PNN 23.10.10
Von Kirsten Graulich
Kleinmachnow – Wut ist das Wort, das am Donnerstagabend im
Kleinmachnower Rathaussaal genauso oft fiel wie Flugrouten. Über 300 Bürger
drängten sich in den Saal zur Informationsveranstaltung der Bürgerinitiative
„Weg mit Flugrouten über Kleinmachnow“. Viele davon hielten auch auf den
Stehplätzen zwei Stunden lang durch. Am Ende der Diskussion waren die Emotionen
hochgekocht.
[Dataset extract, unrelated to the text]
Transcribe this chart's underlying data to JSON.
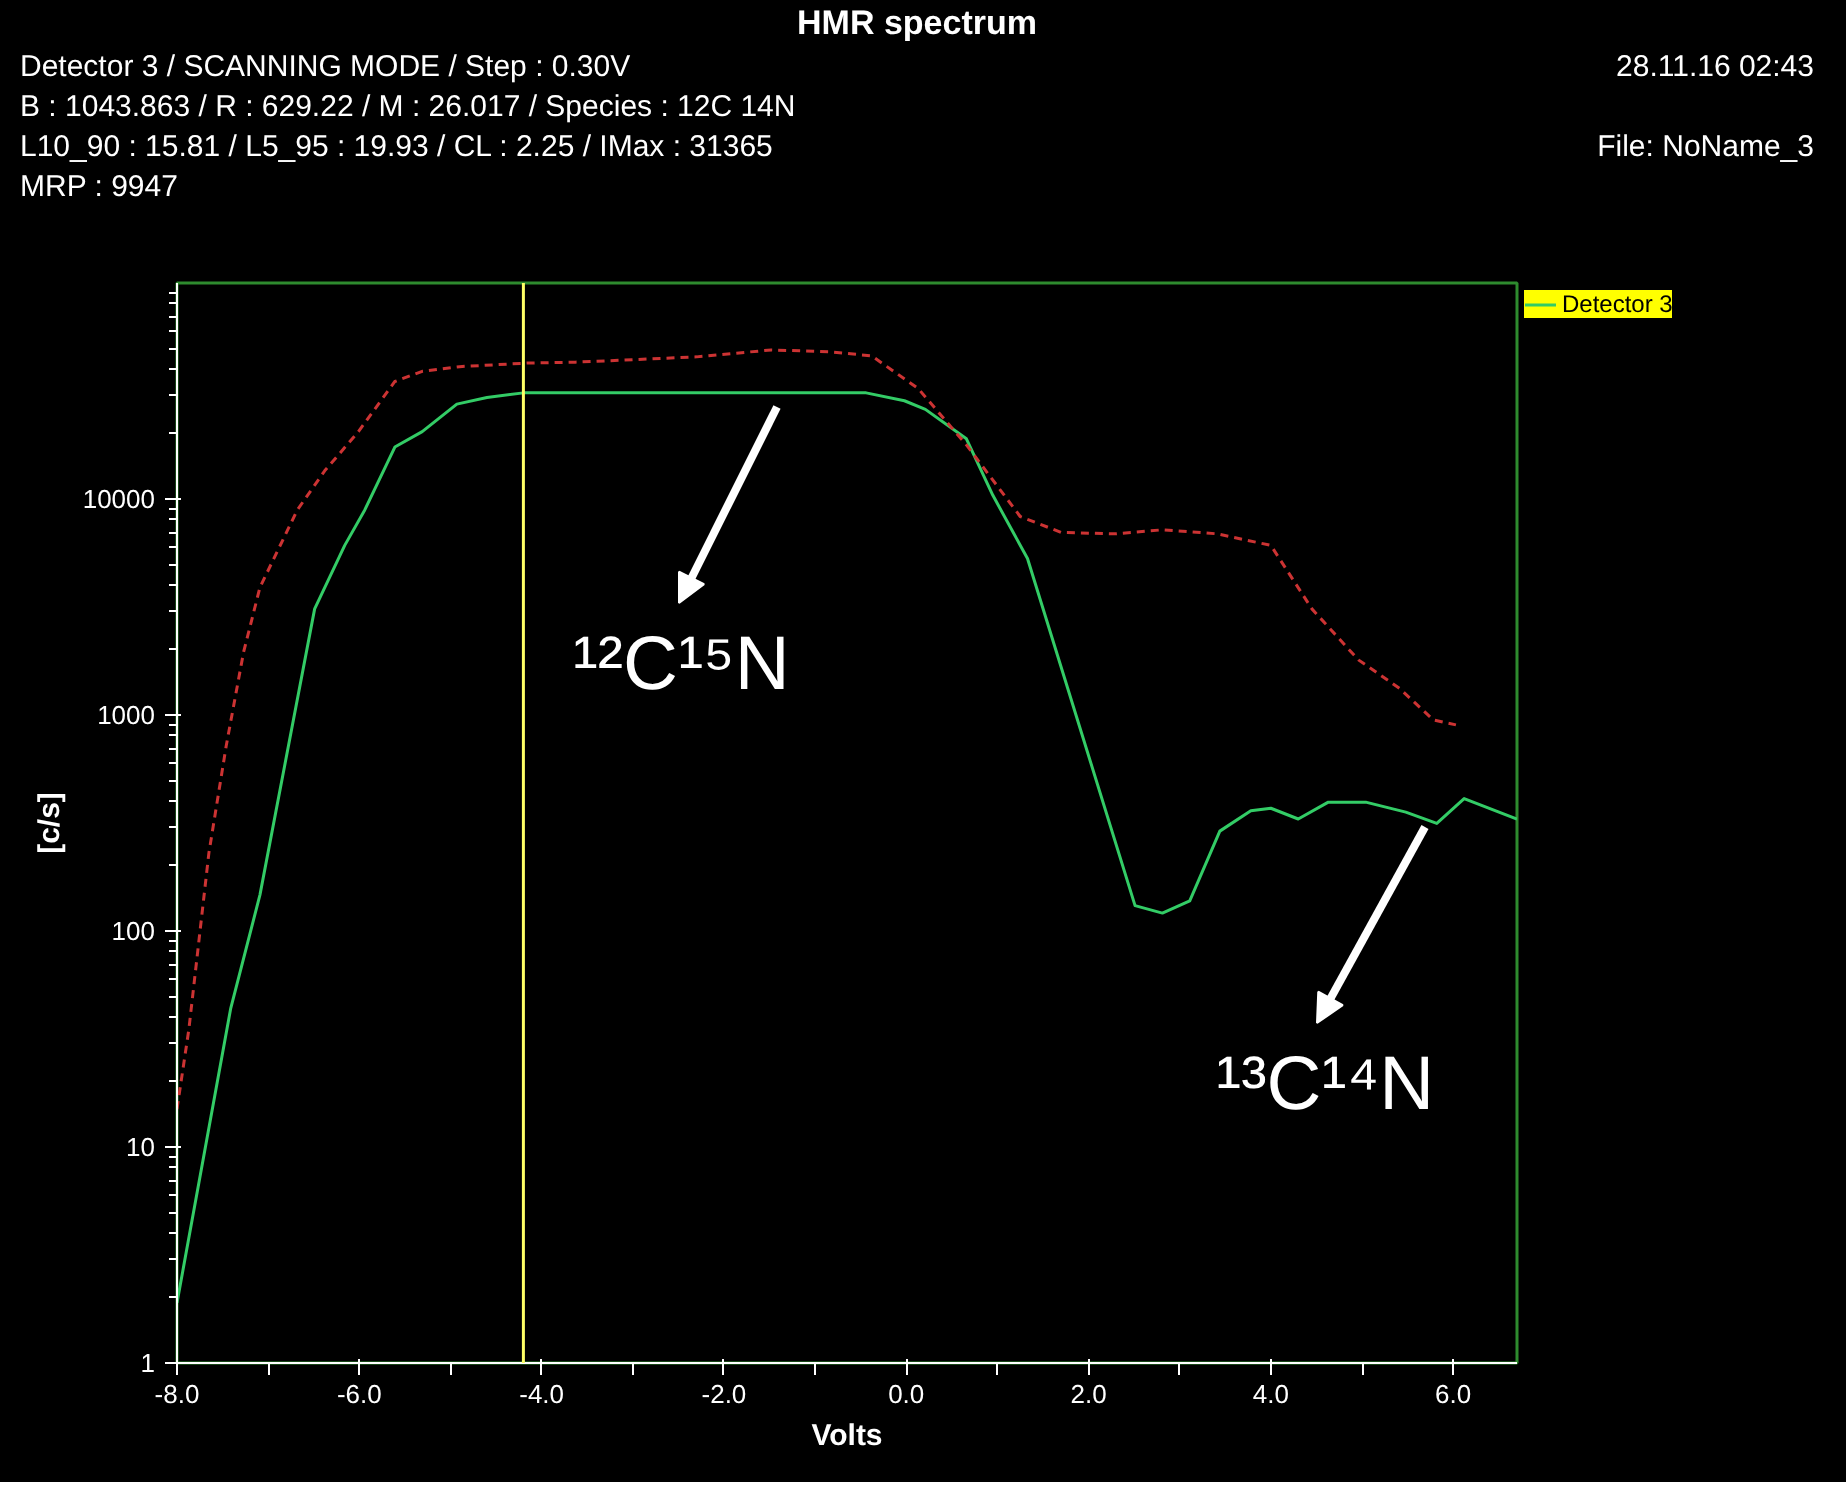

Auch Politiker, wie der Kleinmachnower Gemeindevertretervorsteher
Klaus Jürgen Warnick (Linke), artikulierten ihren Zorn drastisch: „Wir wurden
17 Jahre lang beschissen“.
Mit dem Hinweis, die Gemeinde Kleinmachnow sei von den künftigen Flugrouten
nicht betroffen, hätte die Planungsbehörde seinerzeit eine Anfrage des
Bürgermeisters abgewimmelt, berichtete Warnick, der das Dokument kürzlich in
seinen Unterlagen fand und nun konstatiert: „Ich bin so wütend, denn wenn das
Schule macht, kann man in der Kommunalpolitik eigentlich nur noch aufhören“.
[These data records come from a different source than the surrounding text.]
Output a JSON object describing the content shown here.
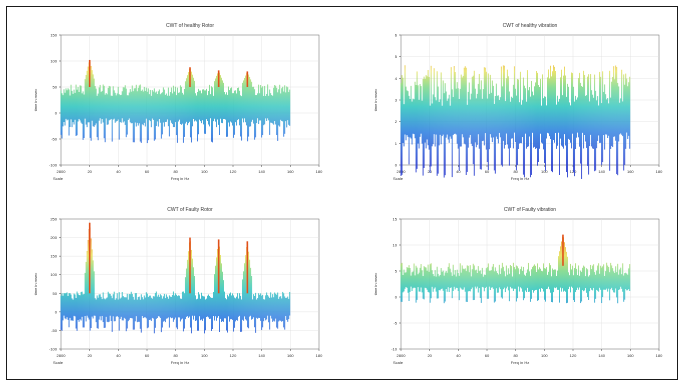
{
  "figure": {
    "colors": {
      "peak": "#e0501a",
      "mid": "#e8e05a",
      "low": "#33c6c0",
      "base": "#2a3fd0",
      "grid": "#dddddd"
    }
  },
  "chart_data": [
    {
      "id": "healthy-rotor",
      "type": "area",
      "title": "CWT of healthy Rotor",
      "xlabel": "Freq in Hz",
      "ylabel": "time in msec",
      "x_corner_label": "Scale",
      "xlim": [
        0,
        180
      ],
      "ylim": [
        -100,
        150
      ],
      "xticks": [
        "2800",
        "20",
        "40",
        "60",
        "80",
        "100",
        "120",
        "140",
        "160",
        "180"
      ],
      "yticks": [
        "150",
        "100",
        "50",
        "0",
        "-50",
        "-100"
      ],
      "grid": true,
      "baseline": 50,
      "band_low": -10,
      "peaks": [
        {
          "x": 20,
          "y": 102
        },
        {
          "x": 90,
          "y": 88
        },
        {
          "x": 110,
          "y": 82
        },
        {
          "x": 130,
          "y": 80
        }
      ]
    },
    {
      "id": "healthy-vibration",
      "type": "area",
      "title": "CWT of healthy vibration",
      "xlabel": "Freq in Hz",
      "ylabel": "time in msec",
      "x_corner_label": "Scale",
      "xlim": [
        0,
        180
      ],
      "ylim": [
        0,
        6
      ],
      "xticks": [
        "2800",
        "20",
        "40",
        "60",
        "80",
        "100",
        "120",
        "140",
        "160",
        "180"
      ],
      "yticks": [
        "6",
        "5",
        "4",
        "3",
        "2",
        "1",
        "0"
      ],
      "grid": true,
      "baseline": 4.2,
      "band_low": 1.5,
      "peaks": []
    },
    {
      "id": "faulty-rotor",
      "type": "area",
      "title": "CWT of Faulty Rotor",
      "xlabel": "Freq in Hz",
      "ylabel": "time in msec",
      "x_corner_label": "Scale",
      "xlim": [
        0,
        180
      ],
      "ylim": [
        -100,
        250
      ],
      "xticks": [
        "2800",
        "20",
        "40",
        "60",
        "80",
        "100",
        "120",
        "140",
        "160",
        "180"
      ],
      "yticks": [
        "250",
        "200",
        "150",
        "100",
        "50",
        "0",
        "-50",
        "-100"
      ],
      "grid": true,
      "baseline": 50,
      "band_low": -10,
      "peaks": [
        {
          "x": 20,
          "y": 240
        },
        {
          "x": 90,
          "y": 200
        },
        {
          "x": 110,
          "y": 195
        },
        {
          "x": 130,
          "y": 190
        }
      ]
    },
    {
      "id": "faulty-vibration",
      "type": "area",
      "title": "CWT of Faulty vibration",
      "xlabel": "Freq in Hz",
      "ylabel": "time in msec",
      "x_corner_label": "Scale",
      "xlim": [
        0,
        180
      ],
      "ylim": [
        -10,
        15
      ],
      "xticks": [
        "2800",
        "20",
        "40",
        "60",
        "80",
        "100",
        "120",
        "140",
        "160",
        "180"
      ],
      "yticks": [
        "15",
        "10",
        "5",
        "0",
        "-5",
        "-10"
      ],
      "grid": true,
      "baseline": 6,
      "band_low": 2,
      "peaks": [
        {
          "x": 113,
          "y": 12
        }
      ]
    }
  ]
}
Als „Blaupause für eine Täuschung“, bezeichnet BI-Sprecher Matthias Schubert
das Planwerk für den Flughafenbau. Denn danach galt die Region lange Zeit
außerhalb der Lärmzonen. Seit vor einigen Wochen offensichtlich wurde, dass
Flugkorridore auch über der Region verlaufen, sprechen viele Bürger von Betrug
und wollen sich nicht damit abfinden, „dass unsere gesetzlichen
Beteiligungsrechte einfach ausgehebelt wurden“, wie in der Diskussion zu hören
war.
Deutlich wurde am Donnerstagabend auch, wie schwer der Vertrauensverlust wiegt,
weil „von nun ab kein Bürger in Deutschland mehr Planfestellungsbeschlüssen
vertrauen kann“. Den Verdacht, dass die Region absichtlich nicht beteiligt
wurde, nährt zudem die neue Routenführung, die Blankenfelde und Mahlow nicht
mehr tangieren wird. Mit Höhen von 1500 Metern, wie sie für die Region Teltow
angegeben werden, könne nunmehr das Nachtflugverbot umgangen werden, so die
Befürchtungen. Bisher hat das Land immer versichert, dass es zwischen 0 und 5
Uhr ein striktes Flugverbot geben soll.
Kritik gab es in Kleinmachnow daran, dass die Wirtschaftlichkeit des Airports
vorrangig sei. Dem pflichtet auch der Landtagsabgeordnete Hans Peter Goetz
(FDP) mit dem Hinweis bei, die neuen Routen würden zudem darauf abzielen, mit
möglichst wenig Lotsen auszukommen. „Nicht nachlassen im Protest“, appellierte
Goetz an die Bürger im Saal, die ihm vor allem für seine engagierte Rede bei
der jüngsten Landtagsdebatte Beifall zollten.
Am Donnerstagabend wurden auch Zweifel laut an den Fachplanungen der Deutschen
Flugsicherung (DFS). Die bezeichne ihre Planungen zwar nach wie vor als
„optimal“ und verweise zur Rechtfertigung auf Computerprogramme, berichtete
Schubert. Doch die Bürgerinitiative argwöhnt angesichts veralteten
Kartenmaterials – Teltow, Stahnsdorf und der westliche Teil Kleinmachnows sind
nicht als Siedlungsgebiete ausgewiesen – dass der modernste Airport mit
veralteten Karten geplant wurde. „Das wäre ein handfester Skandal“, so Schubert.
Wie unzuverlässig Flughöhenangaben und der damit verbundene Lärm in der
Realität sind, schilderte eine junge Frau. Als sie noch in Wiesbaden in einer
Einflugschneise wohnte, seien Transportmaschinen derart über ihr Haus
hinweggedonnert, dass sie glaubte, die würden das Dach streifen. „Meine Kinder
fingen vor Angst an zu heulen", erzählt sie, dass damals offiziell auch
Flughöhen von 1500 Metern genannt wurden. Vor einigen Jahren war sie ins ruhige
Kleinmachnow gezogen, doch nun glaubt sie: „Ich werde den Lärm nicht mehr los.“
Die Bürgerinitiative versprach, weiter zu kämpfen und kündigte eine
Großdemonstration im Januar vor dem Flughafen Schönefeld an. Nicht Hunderte,
sondern Tausende würden erwartet, hieß es.